Иностранные ученые, как они себя называли, по виду были настоящие «гринписи» с запахом травки и следами героиновых инъекций; что они делали у нас, в Восточно-Сибирском море, я лишь много спустя понял. И команда там была той же масти; глаза у всех, как сонные мухи на солнцепёке. Спасатели из них получились никакие, так что аварийную партию пришлось полностью формировать из наших и, можно сказать, за свои деньги самим себя стаскивать с камней. С того «летучего голландца» мне более всего запомнилась Инга Штернберг, рижанка, нормально шпрехавшая по-русски и работавшая в европейском «институте генетического наследия» на Шпицбергене. По крайней мере, в личной беседе она не показалась средним представителем европейского стада, что жрёт-пьет за твой счёт, но при том вовсю поучает тебя насчёт европейских «ценностей». Она, кстати, взяла образцы биоматериала от Василия Корня для последующего молекулярно-генетического анализа ДНК…

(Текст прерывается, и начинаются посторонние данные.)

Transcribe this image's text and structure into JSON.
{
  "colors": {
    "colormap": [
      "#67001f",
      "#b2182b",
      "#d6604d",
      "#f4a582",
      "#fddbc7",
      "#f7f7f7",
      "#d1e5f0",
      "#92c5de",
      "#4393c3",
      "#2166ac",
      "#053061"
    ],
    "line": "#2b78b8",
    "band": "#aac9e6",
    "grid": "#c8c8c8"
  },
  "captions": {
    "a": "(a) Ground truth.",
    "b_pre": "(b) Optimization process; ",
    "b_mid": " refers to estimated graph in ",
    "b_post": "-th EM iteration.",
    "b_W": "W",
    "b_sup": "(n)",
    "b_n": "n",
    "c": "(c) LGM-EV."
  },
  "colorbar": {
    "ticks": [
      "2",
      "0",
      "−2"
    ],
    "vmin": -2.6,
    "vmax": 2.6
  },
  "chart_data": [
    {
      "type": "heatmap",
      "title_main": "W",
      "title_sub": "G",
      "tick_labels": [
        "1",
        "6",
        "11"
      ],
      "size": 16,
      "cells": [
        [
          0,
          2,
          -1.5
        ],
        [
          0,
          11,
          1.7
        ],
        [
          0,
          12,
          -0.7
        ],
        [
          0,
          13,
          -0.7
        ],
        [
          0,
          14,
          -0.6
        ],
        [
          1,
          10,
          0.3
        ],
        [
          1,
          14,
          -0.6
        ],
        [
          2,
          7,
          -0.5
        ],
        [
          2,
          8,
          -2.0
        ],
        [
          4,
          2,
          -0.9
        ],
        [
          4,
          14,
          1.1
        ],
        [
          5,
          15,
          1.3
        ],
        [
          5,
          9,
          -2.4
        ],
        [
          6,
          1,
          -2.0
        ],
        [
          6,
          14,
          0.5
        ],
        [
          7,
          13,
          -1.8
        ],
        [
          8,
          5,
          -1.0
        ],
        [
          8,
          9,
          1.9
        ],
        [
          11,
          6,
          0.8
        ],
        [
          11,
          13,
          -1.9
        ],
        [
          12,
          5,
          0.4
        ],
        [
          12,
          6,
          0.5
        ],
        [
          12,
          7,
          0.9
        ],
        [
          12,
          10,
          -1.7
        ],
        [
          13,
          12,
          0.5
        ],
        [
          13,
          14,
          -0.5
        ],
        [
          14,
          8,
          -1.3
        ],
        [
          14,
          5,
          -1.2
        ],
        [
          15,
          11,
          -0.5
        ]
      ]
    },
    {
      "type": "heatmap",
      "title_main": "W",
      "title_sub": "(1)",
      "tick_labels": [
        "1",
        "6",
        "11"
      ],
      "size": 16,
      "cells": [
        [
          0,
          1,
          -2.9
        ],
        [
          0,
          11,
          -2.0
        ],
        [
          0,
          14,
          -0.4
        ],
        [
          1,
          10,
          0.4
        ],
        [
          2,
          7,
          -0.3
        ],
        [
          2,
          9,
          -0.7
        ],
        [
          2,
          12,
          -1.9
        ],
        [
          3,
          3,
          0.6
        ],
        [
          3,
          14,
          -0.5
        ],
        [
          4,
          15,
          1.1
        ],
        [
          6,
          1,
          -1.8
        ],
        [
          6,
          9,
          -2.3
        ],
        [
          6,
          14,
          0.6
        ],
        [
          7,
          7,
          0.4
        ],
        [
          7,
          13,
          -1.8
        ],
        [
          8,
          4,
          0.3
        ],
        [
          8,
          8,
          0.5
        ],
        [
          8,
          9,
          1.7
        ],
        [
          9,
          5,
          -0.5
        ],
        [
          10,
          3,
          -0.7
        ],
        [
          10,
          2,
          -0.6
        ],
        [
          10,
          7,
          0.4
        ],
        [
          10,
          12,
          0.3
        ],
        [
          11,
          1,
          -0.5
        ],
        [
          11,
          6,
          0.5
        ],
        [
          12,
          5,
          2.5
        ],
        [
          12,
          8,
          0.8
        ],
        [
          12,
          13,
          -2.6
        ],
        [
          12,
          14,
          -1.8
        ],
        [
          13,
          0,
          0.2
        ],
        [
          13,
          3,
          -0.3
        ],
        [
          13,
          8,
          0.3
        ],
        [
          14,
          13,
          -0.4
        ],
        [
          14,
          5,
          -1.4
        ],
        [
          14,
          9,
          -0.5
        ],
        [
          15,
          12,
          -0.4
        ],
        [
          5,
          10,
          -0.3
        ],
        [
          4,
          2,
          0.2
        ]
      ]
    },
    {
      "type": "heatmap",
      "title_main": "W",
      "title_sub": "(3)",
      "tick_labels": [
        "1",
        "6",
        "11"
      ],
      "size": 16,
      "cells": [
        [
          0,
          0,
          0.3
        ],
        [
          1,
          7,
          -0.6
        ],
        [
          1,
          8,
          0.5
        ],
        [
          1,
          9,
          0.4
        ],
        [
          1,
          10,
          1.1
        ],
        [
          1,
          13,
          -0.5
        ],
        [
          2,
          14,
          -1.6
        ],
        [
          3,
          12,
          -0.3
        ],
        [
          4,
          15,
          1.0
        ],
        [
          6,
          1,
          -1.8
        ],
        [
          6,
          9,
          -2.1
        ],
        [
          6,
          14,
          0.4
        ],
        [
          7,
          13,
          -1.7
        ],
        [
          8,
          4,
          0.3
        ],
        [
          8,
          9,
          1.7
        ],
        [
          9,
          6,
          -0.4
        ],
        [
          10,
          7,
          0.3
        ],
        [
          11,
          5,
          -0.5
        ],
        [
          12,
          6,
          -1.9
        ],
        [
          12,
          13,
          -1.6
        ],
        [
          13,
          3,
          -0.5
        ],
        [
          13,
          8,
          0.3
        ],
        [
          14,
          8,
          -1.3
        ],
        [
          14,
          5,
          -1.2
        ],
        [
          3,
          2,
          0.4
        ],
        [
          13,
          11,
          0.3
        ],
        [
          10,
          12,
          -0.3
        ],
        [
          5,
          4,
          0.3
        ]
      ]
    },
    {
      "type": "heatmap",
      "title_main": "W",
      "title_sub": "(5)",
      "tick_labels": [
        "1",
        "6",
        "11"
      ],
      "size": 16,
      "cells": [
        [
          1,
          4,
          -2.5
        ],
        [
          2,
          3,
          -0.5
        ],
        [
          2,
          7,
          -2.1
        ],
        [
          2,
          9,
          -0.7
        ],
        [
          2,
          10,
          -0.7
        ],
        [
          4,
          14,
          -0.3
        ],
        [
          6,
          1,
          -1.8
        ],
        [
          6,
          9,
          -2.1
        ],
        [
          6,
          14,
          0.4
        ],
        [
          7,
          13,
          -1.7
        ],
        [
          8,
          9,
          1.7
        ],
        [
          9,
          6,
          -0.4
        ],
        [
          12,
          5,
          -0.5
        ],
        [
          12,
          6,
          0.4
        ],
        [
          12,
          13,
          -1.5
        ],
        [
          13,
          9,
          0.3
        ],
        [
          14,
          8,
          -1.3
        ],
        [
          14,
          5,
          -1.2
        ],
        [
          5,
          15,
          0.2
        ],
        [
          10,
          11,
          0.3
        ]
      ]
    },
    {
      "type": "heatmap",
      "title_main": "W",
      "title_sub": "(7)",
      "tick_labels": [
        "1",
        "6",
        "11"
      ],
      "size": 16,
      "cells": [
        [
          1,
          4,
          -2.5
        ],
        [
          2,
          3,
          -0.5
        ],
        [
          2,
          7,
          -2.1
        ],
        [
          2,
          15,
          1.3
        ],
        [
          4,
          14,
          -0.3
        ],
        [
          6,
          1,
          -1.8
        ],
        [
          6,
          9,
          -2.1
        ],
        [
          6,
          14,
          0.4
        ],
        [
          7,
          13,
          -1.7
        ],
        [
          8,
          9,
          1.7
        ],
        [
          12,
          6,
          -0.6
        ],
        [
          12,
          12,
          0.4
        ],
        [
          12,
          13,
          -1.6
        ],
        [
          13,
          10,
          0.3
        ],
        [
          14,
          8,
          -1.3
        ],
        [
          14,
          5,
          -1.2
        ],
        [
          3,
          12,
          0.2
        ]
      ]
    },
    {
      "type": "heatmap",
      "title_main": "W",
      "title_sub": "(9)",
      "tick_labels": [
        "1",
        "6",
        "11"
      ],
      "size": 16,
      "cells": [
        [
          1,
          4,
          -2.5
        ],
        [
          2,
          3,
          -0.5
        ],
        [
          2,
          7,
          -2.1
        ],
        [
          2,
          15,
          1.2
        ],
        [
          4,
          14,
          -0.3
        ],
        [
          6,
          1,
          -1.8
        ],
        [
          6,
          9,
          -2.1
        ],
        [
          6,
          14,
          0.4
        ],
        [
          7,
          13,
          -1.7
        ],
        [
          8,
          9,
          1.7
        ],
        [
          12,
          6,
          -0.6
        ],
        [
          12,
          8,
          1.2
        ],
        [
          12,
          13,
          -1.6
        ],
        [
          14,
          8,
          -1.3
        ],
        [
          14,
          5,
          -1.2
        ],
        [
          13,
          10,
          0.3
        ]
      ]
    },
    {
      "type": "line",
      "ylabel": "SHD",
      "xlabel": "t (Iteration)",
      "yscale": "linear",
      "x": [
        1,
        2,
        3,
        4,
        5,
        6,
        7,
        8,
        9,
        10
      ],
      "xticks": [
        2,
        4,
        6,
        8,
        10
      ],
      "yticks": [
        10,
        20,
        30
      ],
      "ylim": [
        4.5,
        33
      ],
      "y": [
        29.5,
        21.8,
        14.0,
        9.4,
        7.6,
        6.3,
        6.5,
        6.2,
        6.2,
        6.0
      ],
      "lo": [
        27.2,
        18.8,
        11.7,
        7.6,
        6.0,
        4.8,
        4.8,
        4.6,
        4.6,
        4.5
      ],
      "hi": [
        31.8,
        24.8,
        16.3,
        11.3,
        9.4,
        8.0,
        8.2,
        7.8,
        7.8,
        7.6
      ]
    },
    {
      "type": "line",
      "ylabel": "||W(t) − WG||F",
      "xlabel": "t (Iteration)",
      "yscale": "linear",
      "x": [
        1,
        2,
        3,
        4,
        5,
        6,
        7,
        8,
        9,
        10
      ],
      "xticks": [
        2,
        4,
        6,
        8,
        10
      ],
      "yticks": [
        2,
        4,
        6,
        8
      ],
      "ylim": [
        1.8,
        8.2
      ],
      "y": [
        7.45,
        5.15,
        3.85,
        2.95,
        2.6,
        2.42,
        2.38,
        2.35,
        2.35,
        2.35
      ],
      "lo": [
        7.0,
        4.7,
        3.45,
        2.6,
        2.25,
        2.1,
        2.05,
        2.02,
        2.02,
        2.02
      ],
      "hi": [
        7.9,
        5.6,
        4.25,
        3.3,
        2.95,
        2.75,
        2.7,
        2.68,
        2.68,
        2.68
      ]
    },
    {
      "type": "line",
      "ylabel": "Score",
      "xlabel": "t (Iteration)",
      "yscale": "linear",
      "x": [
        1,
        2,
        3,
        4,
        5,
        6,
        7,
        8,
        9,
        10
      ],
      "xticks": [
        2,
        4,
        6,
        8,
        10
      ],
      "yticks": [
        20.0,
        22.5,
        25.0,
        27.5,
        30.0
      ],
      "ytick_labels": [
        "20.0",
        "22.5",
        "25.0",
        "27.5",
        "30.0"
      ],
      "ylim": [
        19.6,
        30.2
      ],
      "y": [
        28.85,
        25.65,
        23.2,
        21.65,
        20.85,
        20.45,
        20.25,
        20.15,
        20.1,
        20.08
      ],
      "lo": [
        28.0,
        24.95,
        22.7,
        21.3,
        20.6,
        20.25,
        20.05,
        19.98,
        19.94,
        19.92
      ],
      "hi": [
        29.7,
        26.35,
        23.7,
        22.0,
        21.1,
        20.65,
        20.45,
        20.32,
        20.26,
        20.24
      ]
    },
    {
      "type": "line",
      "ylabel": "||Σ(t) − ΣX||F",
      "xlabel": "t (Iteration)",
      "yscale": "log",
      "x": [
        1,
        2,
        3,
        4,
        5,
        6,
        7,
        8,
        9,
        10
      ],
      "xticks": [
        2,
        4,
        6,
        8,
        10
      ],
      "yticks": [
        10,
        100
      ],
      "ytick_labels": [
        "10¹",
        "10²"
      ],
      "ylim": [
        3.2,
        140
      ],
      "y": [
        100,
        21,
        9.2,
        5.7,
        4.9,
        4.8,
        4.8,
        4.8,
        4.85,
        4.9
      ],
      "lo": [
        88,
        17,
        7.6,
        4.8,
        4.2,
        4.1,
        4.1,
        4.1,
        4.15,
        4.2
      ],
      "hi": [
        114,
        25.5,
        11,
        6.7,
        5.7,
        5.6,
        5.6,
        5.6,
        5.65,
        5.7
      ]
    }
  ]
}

Фоток от того свидания у меня не осталось, может быть у Инги; она-то мне показывала изображения, сделанные ею при встречах с «особыми людьми» по всему свету; чуваками, которые умеют глотать мечи и кинжалы, теми крутыми парнями, что совсем не боится высоты, и теми ихтиандрами и ихтивумен, которые ныряют без акваланга на дно морское за ракушками и прочей бижутерией. Тогда было неясно, чего такого особенного нашла она во мне, но свидание у нас прошло по полной программе; после фуршета в кают-компании я угощал её можжевеловкой у себя в каюте (пока судовые механики доводили до ума гидравлический привод), она меня тоже кое-чем. Даже бокал разбили и я порезался, а она меня лечила. Вспоминали Ригу; сам-то я питерский паренек, но мама у меня оттуда. И так получалось с госпожой Штернберг, что рижские предки у нас были остзейские фоны-бароны с усами-стрелками и поместьями на Rigastrand, где собственно латыши козыряли лишь в виде холопов-кнехтов, комнатных девушек и мальчиков на побегушках. Она мне свой адресок оставила, физический: типа, заходи, Иван Андреевич дорогой, если будешь в наших краях; по-крайней мере, я так понял…

Однако этот рейс можно считать ещё гладким по сравнению со следующим, совсем щетинистым, который был крайним в этой навигации, и чуть не оказался последним в моей биографии.

Дело было за Югорским Шаром, в Амдерме. Добро из трюма перегружалось судовой лебедкой на плашкоут, который тянулся буксиром до припая. Там, через аппарель на плашкоут въезжал погрузчик и доставлял груз на берег. Часть груза, всякие ящички-мешочки по 50 кэгэ, не была пакетирована и его приходилось с превеликим кряхтением укладывать на поддоны. Уже пришло штормовое предупреждение, поэтому на разгрузку, вдобавок к бригадке из трех местных грузчиков, пришлось отрядить почти всю палубную команду нашего теплохода. Шторм покружил на Диксоном и, недолго думая, рванул к нам, досрочно подтвердив угрозы синоптиков. Нежно-серое небо внезапно набрякло свинцовыми отеками и непогода, ощерившись снежными зарядами, навалилась на нас. В одно мгновение сонная зеленая и даже немного соплевидная гладь Карского моря вскипела, бросилась на плашкоут, яростно швырнула его на припай, сломав аппарель, а потом потащила назад.